Sometimes being present is all we have to give. And at those times, it is enough. To others, or ourselves.

When there are injuries we need to recover from, one of our underappreciated resources is the catalog of those things we once knew. We need them to be close at hand. It is not enough that they are “in there somewhere.”

We may have people present in our lives, but we are the only one who knows things from that unique perspective that comes from somewhere behind our eyes. When we cannot get at those things, that vault of knowledge, it is like losing a part of ourselves, a vital part that we need to keep close.

We lose the comfort of our own presence.

And as helpful as self-talk can be, if it is made up of words, it is not speaking our first language. So if any of you have found the benefit of improving your verbal self-talk, good. That is valuable. It can help you turn around a bad mood, stop you from catastrophizing, or keep you from taking actions you should not take.

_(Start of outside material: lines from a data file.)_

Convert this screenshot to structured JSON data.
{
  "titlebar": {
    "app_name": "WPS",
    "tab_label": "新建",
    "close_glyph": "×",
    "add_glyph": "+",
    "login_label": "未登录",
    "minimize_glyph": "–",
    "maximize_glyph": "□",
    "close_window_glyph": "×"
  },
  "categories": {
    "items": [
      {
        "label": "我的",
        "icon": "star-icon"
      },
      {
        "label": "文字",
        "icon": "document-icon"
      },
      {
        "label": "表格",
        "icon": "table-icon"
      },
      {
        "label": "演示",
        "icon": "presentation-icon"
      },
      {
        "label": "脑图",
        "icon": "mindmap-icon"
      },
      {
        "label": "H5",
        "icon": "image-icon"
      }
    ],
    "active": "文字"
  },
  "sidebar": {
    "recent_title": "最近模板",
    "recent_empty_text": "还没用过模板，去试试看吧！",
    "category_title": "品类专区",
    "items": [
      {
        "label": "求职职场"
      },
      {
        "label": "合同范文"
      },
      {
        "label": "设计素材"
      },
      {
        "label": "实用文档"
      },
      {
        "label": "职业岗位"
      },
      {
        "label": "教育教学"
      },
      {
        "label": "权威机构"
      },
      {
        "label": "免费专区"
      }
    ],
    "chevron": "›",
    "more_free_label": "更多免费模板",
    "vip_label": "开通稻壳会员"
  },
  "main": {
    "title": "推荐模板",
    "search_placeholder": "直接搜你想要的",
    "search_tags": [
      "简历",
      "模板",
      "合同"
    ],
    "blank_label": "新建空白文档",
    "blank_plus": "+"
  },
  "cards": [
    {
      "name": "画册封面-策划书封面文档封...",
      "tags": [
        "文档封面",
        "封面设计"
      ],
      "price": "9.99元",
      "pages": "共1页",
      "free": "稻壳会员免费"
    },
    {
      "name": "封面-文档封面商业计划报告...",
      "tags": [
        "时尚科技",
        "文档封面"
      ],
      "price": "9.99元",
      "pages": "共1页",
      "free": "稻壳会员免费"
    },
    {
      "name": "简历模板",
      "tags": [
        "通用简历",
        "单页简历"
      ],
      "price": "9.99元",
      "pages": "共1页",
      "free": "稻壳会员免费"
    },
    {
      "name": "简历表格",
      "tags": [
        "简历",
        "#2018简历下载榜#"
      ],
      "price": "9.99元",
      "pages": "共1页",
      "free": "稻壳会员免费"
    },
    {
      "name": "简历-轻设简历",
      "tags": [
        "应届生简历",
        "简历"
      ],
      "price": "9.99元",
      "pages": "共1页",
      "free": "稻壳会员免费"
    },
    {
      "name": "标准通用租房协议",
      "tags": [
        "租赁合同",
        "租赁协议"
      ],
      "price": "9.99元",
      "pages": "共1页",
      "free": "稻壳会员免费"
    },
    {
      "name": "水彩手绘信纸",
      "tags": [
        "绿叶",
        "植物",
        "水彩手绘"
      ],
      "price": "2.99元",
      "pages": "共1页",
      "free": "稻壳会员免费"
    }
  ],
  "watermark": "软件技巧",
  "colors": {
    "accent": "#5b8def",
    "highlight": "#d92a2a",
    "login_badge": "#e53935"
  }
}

But if you want to take your self-talk to the next level, revert to your first language when you talk to yourself.

Stop and let yourself catch up with yourself.

Wait for your presence.

Let yourself show up in the stillness and silence.

Feel what you feel.

Feel what you feel toward the part of you that feels it.

Notice as your nervous system first peaks a little from the excitement of meeting and being in your own presence, and then watch as it starts to spin down, to settle in next to yourself.

Enjoy the comfort of your own presence, maybe for the first time.